The system administrator investigated the event and terminated the malware and data exfiltration on May 26, 2015, according to the lawsuit. "Defendant's post-breach response was inadequate and ineffective," it charges. "While the c99 attack was being investigated, the attacker continued to extract patient records on May 26 and May 28, using the privileged 'checkout' credentials acquired through use of the SQL queries."
"There is no documentation that defendants conducted HIPAA security and awareness training for 2013, 2014, or 2015, prior to the breach."
—State AGs' Complaint Against MIE
The breach was not successfully contained until May 29, 2015, when a security contractor hired by the defendant identified suspicious IP addresses, which led the contractor to uncover the principal SQL attack method, according to the lawsuit.
The lawsuit also alleges that MIE failed to implement and maintain an active security monitoring and alert system to detect and alert on anomalous conditions, such as data exfiltration and remote system access by unfamiliar or foreign IP addresses, and also failed to encrypt sensitive personal information and electronic PHI within its systems.
"There is no documentation that defendants conducted HIPAA security and awareness training for 2013, 2014, or 2015, prior to the breach," the complaint adds.
The lawsuit alleges that those affected by the data breach "are subject to emotional distress due to their personal information and ePHI being in the hands of unknown and untrusted individuals, in addition to the increased potential for harm that could result from instances of fraud."
Privacy attorney Adam Greene of the law firm Davis Wright Tremaine notes: "This seems to be the first coordinated multistate attorney general HIPAA action. There has been an incident in which both Connecticut and, subsequently, Vermont brought actions under HIPAA. But that did not appear to be a coordinated effort like this."
Attorney David Holtzman, vice president of compliance at the security consultancy CynergisTek, says: "Health IT organizations doing business throughout the country must sit up and take notice when 12 states attorneys general have pooled their resources to prosecute an action alleging that failures to correct known defects to their information security safeguards resulted in theft of millions of records of patients and their families."
In addition to MIE allegedly violating provisions of the HIPAA rules, the lawsuit alleges the vendor violated state unfair and deceptive practice laws, notice of data breach statutes, and personal information protection acts.
"So, not only have the AGs identified potential violations under HIPAA that, interestingly, do not include an impermissible use and/or disclosure of protected health information pursuant to HIPAA, but they've also specifically included state provisions that, except for reasonable safeguards provisions, do not overlap with HIPAA requirements," says privacy attorney Iliana Peters of the law firm Polsinelli.
"In other words, the AGs do not appear to be "piling" state law provisions onto HIPAA provisions, or vice versa; they are focusing on specific, applicable HIPAA security and privacy provisions in addition to specific, applicable state law provisions."

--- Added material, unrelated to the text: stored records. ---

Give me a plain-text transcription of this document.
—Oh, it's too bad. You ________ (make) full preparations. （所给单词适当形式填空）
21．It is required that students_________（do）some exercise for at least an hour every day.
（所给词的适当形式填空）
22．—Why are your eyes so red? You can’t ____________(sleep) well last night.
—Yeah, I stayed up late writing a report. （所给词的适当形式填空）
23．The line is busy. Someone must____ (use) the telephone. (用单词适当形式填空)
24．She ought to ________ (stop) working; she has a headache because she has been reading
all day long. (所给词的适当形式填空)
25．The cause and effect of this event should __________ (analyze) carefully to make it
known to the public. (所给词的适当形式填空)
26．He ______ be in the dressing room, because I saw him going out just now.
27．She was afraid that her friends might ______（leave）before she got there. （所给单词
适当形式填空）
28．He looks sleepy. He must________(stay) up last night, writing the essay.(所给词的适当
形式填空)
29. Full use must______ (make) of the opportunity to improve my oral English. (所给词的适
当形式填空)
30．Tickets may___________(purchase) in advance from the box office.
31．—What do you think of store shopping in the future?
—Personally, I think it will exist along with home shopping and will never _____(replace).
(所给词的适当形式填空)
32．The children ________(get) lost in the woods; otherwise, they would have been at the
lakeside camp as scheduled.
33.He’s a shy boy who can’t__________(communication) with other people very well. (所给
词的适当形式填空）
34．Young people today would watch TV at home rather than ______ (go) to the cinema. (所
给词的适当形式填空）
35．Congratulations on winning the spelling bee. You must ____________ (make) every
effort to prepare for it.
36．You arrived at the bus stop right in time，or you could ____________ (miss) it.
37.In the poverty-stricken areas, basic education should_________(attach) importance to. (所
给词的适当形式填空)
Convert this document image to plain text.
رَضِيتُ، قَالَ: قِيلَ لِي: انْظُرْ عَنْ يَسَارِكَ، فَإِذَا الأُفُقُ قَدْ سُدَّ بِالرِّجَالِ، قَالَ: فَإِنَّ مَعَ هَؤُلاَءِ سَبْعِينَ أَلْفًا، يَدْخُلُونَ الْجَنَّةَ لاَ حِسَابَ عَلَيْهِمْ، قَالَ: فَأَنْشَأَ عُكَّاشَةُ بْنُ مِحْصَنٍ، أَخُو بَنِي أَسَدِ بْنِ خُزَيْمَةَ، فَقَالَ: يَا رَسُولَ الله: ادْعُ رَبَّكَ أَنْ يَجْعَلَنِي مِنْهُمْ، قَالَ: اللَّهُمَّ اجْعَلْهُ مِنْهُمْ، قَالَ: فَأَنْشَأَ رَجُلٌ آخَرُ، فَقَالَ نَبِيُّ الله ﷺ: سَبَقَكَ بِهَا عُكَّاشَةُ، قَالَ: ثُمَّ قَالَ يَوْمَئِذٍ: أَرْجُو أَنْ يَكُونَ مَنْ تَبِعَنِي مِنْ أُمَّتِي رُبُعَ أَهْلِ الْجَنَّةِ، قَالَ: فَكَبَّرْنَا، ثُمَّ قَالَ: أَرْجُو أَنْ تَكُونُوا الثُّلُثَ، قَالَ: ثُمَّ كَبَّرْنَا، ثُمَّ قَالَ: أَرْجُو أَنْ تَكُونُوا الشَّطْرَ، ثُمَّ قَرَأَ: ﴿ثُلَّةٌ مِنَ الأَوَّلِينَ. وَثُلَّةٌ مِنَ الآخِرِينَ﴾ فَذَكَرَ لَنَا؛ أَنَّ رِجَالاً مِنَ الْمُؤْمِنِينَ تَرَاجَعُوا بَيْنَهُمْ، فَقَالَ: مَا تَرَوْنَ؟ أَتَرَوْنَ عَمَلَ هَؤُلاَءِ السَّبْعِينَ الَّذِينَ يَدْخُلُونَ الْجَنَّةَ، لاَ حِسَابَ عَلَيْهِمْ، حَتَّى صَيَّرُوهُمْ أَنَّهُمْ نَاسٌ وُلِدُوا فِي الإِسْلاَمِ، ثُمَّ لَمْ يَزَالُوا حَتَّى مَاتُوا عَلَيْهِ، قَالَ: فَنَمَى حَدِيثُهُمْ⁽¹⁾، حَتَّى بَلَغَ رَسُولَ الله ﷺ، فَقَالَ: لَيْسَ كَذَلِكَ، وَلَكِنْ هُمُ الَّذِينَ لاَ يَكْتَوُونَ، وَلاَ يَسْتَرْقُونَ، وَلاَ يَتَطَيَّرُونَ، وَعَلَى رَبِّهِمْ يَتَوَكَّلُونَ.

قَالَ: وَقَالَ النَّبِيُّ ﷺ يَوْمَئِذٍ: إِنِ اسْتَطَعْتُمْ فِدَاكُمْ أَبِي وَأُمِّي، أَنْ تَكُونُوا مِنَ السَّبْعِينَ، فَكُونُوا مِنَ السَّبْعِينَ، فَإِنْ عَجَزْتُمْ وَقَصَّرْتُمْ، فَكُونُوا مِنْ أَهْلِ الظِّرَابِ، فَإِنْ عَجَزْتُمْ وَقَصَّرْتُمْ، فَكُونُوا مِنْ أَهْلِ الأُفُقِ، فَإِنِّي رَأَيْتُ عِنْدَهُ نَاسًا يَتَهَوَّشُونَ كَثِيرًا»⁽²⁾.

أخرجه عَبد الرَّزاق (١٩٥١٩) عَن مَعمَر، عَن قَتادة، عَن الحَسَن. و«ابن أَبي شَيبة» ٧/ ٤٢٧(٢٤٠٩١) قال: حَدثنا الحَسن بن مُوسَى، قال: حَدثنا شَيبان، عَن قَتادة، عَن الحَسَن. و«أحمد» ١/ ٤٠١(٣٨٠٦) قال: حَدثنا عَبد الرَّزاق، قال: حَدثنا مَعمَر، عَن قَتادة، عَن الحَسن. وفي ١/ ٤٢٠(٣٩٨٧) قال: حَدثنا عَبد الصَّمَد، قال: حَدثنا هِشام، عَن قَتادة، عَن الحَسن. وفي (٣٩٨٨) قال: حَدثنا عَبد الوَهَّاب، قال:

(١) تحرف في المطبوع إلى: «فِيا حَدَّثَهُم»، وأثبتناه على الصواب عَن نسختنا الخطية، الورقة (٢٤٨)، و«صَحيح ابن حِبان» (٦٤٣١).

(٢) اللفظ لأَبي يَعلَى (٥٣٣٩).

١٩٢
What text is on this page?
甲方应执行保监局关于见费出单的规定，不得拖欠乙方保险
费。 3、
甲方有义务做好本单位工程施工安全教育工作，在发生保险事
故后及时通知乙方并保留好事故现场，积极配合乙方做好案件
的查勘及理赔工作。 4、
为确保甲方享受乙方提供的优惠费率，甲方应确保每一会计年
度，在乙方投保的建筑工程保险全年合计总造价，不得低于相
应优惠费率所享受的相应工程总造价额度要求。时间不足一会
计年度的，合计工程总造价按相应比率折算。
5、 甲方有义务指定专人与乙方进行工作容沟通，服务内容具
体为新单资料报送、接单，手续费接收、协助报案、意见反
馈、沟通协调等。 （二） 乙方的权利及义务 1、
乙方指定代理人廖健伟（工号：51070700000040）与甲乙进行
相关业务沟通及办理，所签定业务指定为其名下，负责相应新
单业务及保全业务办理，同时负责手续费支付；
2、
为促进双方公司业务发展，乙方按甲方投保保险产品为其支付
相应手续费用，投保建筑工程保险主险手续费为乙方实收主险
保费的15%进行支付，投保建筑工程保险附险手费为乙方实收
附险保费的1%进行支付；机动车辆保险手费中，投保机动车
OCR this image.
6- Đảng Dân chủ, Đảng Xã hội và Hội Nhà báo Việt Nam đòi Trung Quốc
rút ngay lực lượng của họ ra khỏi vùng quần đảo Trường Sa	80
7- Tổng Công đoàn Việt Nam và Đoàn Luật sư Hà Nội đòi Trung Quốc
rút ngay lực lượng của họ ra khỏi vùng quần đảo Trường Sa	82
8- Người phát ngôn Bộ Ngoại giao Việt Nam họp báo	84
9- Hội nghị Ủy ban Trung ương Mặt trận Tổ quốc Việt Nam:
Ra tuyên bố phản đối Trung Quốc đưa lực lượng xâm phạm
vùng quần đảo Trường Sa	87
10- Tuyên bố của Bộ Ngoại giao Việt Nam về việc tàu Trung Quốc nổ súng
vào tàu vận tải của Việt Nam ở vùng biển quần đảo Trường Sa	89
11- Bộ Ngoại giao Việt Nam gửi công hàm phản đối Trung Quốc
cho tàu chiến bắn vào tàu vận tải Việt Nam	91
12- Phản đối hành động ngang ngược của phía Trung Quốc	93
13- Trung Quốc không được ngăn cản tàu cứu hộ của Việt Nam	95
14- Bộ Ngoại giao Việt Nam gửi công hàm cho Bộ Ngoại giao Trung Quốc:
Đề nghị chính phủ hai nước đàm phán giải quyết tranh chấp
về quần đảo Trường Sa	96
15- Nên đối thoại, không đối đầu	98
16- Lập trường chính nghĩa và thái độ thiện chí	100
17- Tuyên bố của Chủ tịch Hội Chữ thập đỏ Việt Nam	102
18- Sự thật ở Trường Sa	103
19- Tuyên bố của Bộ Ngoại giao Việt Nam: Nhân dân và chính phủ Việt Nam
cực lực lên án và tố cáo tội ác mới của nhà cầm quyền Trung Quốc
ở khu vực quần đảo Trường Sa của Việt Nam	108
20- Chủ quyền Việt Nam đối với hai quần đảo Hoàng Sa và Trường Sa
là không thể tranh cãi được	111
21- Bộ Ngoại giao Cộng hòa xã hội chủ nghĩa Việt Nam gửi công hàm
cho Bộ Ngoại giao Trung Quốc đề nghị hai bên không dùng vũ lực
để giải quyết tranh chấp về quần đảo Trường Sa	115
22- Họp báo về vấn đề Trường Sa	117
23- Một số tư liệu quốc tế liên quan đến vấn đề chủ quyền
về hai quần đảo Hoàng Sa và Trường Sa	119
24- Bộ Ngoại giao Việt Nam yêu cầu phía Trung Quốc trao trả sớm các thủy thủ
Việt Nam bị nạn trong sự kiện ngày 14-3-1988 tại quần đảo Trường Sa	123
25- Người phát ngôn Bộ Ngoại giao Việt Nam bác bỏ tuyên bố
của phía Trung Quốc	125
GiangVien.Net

Holtzman notes that the breadth and scope of the state law violations alleged in the complaint "is a stark reminder that healthcare organizations and health IT vendors must recognize and comply with the patchwork of data protection and breach notification requirements created by the lack of a comprehensive federal information privacy standard."
What Took So Long?
But with the cyberattack happening more than three years ago, why are the states filing a legal action now?
"The delay may be based on extensive investigations before deciding whether to pursue a case, and I imagine coordinating multiple attorneys general also takes significant time," attorney Greene notes.
MIE did not immediately respond to Information Security Media Group's request for comment on the case.